I had no idea what to expect on my first experience ice fishing off South Bass Island. Definitely not a picnic table. Yet I’m sitting at one, bolted to a trailer that is towed by a four-wheeler wearing chains on its tires.
Down the ramp on the west side of the island, we go Ice Man Guiding Service. Bump bump bump onto the wide expanse of ice.
No ice is safe ice. But the ice between the Erie islands is safer than in the open lake, since the islands lock in the ice and keep the wind from shifting it.
Still, after several freezes and thaws this winter, the lake tapestry of white and deep teal, swirls and lines and chunks shoved and melted together. On this day, the ice is more than 14 inches thick in spots, though it’s covered in pools and slush.
“Every couple of days, it changes out here,” says Scott Straetz, better known on Put-in-Bay as “Wisconsin Scott,” or the Ice Man.
(The Ohio Department of Natural Resources recommends ice be at last 4 inches thick for a human to walk on and 5 inches thick for snowmobiles or all-terrain vehicles.)
Straetz, who is from Wisconsin, coordinates every aspect of an ice fishing trip – transportation, lodging, heated shanty, fishing rods, bait, electronic fish finder and even a hot lunch, ordered from the only restaurant open on weekdays and delivered right to your shanty door.
Ice Man has eight guides, 10 permanent shanties and a bunch of pop-up tents. They can accommodate up to 45 anglers at a time – which means getting up at 4 a.m. to position and stock the shanties and sometimes staying up until 1 a.m. cleaning fish. (It’s $.25 per perch and $1 per walleye.) And they guarantee that you’ll go home with your state limit catch of six walleye and 30 perch a day, even if they have to give you yours.
They’ll also teach beginners how to fish and offer tips to even the most advanced anglers, who travel from Wyoming, Illinois and Kentucky. Everybody flies onto the island, either on Island Air Taxi or Griffing Air, from the airportin Port Clinton.
On a recent Thursday ,Stan and Chris Koblinski, a father-son pair from Middleburg Heights, caught two walleye and a perch before noon.
“You can see the fish coming, and it’s beautiful,” said Stan.
Ice Fishing on Lake Erie
“You don’t have to worry about a boat or waves,” said Chris. “It’s just hanging out and talking, and once in a while you catch a fish.”
Anglers say you get addicted to ice fishing once you try it once or twice. They like how you can walk around and talk to people in different shanties, like a neighborhood where you can drill and fish wherever you want.
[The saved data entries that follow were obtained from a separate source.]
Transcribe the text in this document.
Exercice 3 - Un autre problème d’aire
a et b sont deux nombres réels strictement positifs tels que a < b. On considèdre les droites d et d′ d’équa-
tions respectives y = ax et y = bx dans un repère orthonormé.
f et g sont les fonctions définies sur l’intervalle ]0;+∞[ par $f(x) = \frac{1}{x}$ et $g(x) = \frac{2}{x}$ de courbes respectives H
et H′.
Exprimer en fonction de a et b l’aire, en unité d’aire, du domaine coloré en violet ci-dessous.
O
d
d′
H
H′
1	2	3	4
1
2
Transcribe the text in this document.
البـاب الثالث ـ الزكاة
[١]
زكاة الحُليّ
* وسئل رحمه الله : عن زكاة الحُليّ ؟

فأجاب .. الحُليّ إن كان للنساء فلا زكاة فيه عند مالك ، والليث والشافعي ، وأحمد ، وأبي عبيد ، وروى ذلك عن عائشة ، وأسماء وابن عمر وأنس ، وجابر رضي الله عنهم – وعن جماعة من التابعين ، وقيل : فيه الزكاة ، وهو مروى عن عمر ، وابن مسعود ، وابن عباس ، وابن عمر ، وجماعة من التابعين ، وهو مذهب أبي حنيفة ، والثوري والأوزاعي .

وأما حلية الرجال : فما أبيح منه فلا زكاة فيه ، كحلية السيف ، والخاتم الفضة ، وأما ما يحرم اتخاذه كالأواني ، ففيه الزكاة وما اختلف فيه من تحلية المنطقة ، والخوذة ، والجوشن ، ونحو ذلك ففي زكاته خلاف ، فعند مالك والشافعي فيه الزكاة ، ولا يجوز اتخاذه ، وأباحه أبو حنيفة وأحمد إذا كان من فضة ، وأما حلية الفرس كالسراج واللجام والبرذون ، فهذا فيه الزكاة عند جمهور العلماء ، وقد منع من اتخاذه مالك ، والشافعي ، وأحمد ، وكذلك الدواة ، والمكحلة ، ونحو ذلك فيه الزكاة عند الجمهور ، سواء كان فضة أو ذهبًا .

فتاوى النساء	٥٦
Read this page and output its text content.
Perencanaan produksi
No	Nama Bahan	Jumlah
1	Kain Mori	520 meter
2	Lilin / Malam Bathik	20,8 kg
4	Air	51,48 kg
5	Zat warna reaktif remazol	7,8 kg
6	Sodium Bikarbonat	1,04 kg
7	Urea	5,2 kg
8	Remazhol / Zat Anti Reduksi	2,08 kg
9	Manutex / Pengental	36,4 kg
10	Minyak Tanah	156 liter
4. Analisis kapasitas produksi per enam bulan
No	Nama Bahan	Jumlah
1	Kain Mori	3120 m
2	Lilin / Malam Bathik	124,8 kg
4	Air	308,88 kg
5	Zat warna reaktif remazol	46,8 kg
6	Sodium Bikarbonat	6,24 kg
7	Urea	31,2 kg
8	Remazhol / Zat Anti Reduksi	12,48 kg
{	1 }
It’s a little creepy, though, to stand on the ice a half-mile from land in a mist created by warmer air mixing with frigid water.
“There’s a suckerhole,” says our guide, Brian “Moonshine” Gnacinski, pointing to a vortex of water swirling in a hole in the ice. “That one’s just swirling like a bugger… The stronger the wind blows, the faster the water goes, the bigger it grows.”
“Aren’t you terrified?” I ask, after watching a snowmobile spin in the slush.
No, he said. “I can’t say it doesn’t spook me out a little,” Gnacinski said. “But if you look where you walk, you should be safe.”
Regardless, Straetz – who spends the whole winter on South Bass Island – wears a float suit that will keep him buoyant if he ever falls through the ice. He also wears retractable ice picks in his coat sleeves.
Because while he’s busy every day answering clients’ calls, making food runs and chauffeuring anglers around the island, he makes sure to get an hour of fishing in.
“As long as I catch one fish in a day, I’m content.”
If you go
Ice Man Guiding Service
Transportation: Griffin Air and Island Air Taxi fly from Port Clinton International Airport at regular 15-minute intervals
Cost: Monday-Thursday $200 a day, Friday-Sunday $250 a day. Kids 15 and under fish free.